肺炎の看護計画|看護問題・OP・TP・EP・アセスメント例を解説

肺炎とは?

肺炎とは、

細菌やウイルスなどの感染によって肺に炎症が起こる疾患です。

肺胞に炎症や浸出液が貯留することで、

  • ガス交換障害
  • 呼吸困難
  • 発熱

などが生じます。


肺炎の主な症状

発熱

感染による炎症反応。


咳嗽

気道内分泌物を排出するために起こります。


喀痰

黄色〜緑色の痰がみられることがあります。


呼吸困難

肺胞でのガス交換が障害されるため。


SpO₂低下

酸素化障害を反映します。


肺炎の治療

抗菌薬治療

原因菌に応じて投与。


酸素療法

低酸素血症時に実施。


去痰薬

喀痰排出を促進。


輸液療法

脱水改善目的。


肺炎患者で考えられる看護問題

気道内分泌物貯留による非効果的気道浄化


肺胞炎症によるガス交換障害


発熱・食欲低下による脱水リスク状態


疾患や治療に関連した活動耐性低下


看護目標

短期目標

  • 喀痰が排出できる
  • SpO₂が維持できる
  • 呼吸苦が軽減する

長期目標

  • 肺炎症状が改善する
  • 日常生活を安全に送れる

OP(観察項目)

  • バイタルサイン
  • 体温
  • 呼吸数
  • 呼吸音
  • SpO₂
  • 咳嗽の有無
  • 喀痰量・色・性状
  • 胸部レントゲン結果
  • 血液データ(WBC、CRP)
  • 水分摂取量
  • 食事摂取量
  • 活動状況

TP(援助計画)

  • 排痰しやすい体位を調整する
  • 必要時吸引を行う
  • 水分摂取を促す
  • 酸素療法を実施する
  • 安静と活動のバランスを調整する
  • 口腔ケアを行う
  • 呼吸状態の変化を観察する

EP(教育計画)

  • 咳嗽・排痰の重要性を説明する
  • 水分摂取の必要性を説明する
  • 処方薬を継続する重要性を説明する
  • 感染予防行動を指導する
  • 症状悪化時の受診目安を説明する

アセスメント例

患者は肺炎による発熱と湿性咳嗽がみられている。

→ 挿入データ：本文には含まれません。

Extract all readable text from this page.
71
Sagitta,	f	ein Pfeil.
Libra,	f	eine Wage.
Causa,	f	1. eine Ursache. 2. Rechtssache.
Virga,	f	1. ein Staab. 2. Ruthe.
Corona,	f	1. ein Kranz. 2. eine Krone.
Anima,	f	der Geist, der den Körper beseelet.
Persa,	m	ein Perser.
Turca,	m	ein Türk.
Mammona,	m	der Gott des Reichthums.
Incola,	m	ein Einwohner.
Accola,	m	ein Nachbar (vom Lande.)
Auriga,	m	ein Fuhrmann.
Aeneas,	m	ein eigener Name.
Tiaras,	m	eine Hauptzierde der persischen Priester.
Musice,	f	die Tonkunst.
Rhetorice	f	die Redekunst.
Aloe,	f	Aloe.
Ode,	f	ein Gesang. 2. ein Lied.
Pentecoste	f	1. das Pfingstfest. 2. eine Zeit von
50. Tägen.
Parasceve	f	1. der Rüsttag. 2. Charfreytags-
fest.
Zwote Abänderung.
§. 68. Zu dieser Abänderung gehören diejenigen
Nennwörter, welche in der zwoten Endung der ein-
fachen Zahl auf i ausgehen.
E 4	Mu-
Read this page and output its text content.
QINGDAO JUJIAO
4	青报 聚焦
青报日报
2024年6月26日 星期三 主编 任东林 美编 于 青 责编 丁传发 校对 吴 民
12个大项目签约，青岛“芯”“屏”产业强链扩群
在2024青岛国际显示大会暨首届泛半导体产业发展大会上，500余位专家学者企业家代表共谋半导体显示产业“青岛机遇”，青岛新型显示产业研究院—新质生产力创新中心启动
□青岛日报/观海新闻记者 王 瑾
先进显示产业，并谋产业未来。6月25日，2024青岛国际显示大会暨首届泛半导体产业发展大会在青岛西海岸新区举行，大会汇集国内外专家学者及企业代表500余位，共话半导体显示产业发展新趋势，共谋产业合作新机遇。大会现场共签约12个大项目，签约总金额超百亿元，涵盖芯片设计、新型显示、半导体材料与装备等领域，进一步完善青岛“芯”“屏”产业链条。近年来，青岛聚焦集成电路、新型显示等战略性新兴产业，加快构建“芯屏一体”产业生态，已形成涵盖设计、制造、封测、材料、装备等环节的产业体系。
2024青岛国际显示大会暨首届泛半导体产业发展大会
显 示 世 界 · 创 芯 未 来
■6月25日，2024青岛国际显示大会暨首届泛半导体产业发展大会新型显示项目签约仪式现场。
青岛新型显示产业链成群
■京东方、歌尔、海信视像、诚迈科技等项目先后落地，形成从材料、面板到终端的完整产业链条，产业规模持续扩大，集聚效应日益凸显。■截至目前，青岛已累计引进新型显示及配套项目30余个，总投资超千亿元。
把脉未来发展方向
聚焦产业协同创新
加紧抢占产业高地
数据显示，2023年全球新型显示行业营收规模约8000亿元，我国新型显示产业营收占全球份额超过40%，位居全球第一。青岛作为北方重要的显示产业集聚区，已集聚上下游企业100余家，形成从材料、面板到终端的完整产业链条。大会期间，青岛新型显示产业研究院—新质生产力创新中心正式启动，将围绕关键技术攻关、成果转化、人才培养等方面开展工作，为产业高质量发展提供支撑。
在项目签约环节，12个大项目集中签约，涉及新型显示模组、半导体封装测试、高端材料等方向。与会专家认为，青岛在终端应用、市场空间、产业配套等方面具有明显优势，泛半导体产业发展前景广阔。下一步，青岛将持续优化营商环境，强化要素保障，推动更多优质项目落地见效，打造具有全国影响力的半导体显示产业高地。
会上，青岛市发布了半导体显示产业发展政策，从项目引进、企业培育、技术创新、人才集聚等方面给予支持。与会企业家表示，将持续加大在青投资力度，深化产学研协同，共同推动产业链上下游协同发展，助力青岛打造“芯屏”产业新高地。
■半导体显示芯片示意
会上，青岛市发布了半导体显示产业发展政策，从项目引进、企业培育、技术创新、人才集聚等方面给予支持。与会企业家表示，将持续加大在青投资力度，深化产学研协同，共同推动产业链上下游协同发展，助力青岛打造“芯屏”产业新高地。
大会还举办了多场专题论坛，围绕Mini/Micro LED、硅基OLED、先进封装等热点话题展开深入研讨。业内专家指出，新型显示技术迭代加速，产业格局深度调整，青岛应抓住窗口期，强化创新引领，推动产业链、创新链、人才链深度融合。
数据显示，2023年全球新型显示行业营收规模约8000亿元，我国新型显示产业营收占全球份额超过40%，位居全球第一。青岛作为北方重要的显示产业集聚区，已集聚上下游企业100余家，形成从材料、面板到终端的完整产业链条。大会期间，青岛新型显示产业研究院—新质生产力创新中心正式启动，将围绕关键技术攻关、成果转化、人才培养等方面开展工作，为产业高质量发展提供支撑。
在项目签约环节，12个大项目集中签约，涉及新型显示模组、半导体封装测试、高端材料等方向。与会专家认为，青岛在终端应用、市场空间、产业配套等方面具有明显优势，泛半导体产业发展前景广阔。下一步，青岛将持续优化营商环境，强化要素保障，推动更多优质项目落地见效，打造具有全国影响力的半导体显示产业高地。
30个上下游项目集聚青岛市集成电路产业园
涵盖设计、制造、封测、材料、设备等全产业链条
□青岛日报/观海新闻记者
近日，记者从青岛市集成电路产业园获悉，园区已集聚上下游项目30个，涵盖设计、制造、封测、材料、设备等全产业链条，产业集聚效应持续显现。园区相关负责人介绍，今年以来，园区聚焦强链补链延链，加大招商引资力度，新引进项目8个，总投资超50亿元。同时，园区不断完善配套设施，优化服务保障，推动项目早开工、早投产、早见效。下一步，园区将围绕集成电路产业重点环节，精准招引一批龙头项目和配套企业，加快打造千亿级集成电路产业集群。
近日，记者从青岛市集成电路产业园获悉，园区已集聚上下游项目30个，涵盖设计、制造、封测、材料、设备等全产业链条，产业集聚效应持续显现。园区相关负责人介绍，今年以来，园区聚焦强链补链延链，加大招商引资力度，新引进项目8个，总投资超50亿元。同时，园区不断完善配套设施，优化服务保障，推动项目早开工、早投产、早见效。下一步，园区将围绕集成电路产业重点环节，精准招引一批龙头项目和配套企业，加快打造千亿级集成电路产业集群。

肺胞内に炎症性滲出液が貯留していることでガス交換が障害され、SpO₂低下が認められる状態である。また発熱による水分喪失増加や食欲低下もみられており、脱水リスクが高いと考えられる。今後は呼吸状態やSpO₂、喀痰排出状況を継続して観察しながら、気道浄化と呼吸機能改善を図る必要がある。